The Suspect: Two African American social scientists pose as bank robbers in an effort to understand the racial dynamics of small-town law enforcement. However, their experiment takes an unplanned, deadly turn. It was shot in Philadelphia and starring Mekhi Phifer. You can view the trailer for the film, here.

Let the Fire Burn: A history of the conflict of the City of Philadelphia and the Black Liberation organization, MOVE, that led to the disastrously violent final confrontation in 1985. You can watch the trailer for the film, here.

Adjust Your Tracking: An incredible documentary capturing the modern day VHS culture and VHS collectors. Check out the trailer here.
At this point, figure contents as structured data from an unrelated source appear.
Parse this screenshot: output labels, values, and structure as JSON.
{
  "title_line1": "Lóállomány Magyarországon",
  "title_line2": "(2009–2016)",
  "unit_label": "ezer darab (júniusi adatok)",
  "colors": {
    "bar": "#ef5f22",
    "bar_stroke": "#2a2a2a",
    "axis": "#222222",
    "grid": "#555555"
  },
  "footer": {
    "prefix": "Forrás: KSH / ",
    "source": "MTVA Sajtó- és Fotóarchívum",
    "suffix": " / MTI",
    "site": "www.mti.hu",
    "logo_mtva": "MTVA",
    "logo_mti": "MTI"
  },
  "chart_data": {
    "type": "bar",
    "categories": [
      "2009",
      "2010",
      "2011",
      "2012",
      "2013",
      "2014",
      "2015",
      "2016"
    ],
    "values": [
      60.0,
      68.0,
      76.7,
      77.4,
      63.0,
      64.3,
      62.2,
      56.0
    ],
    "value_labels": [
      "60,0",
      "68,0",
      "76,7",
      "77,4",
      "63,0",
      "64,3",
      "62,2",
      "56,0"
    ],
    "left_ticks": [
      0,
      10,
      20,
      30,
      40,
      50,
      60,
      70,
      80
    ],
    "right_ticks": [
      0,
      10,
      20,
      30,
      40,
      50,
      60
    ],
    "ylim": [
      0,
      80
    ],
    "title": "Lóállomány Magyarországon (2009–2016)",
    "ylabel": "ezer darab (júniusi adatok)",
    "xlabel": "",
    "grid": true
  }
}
It also has one of the greatest movie posters ever.

Geek of the Year

Leslie Birch: A mover, a shaker, an awesome hack maker, Leslie Birch creates incredible work in Philadelphia. Her wearable tech with a DIY approach, her Senti8 project with team members in 2014 International Space Apps Challenge “best use of hardware,”and ISS Orbit Skirt from 2013 show her commitment to wearable tech. She works hard to inspire young women in the region to get involved in tech, design and more. She can be often found teaching at The Hacktory and Hive 76.

Jason Richardson: In addition to his incredible podcast with The Black Tribbles, Jason Richardson is a community builder and leader, with his production company J1 Studios. He hosts J1-Con, one of the biggest anime conventions in Philadelphia, as well as the Cosplay Prom. And when he isn’t recording podcasts or hosting huge events, he’s a comic book artist.

Chris Alfano: A driving force in Philadelphia’s hacking scene, and a mentor organizer for countless hackathons in the city, Alfano is a major leader in the community. He serves as the Brigade Captain of Code for Code for Philly.

Event details

The event kicks off with a cocktail hour (and a half) at 6:30 p.m., during which time the museum will be open for guests to explore such exhibits as the tropical butterfly garden and the birds of paradise.

Tickets go on sale Friday, Aug. 1, and can be bought on the Philly Geek Awards website.  See the full list of last year's winners here.

 Disclosure: NewsWorks is one of the 2014 Philly Geek Awards sponsors.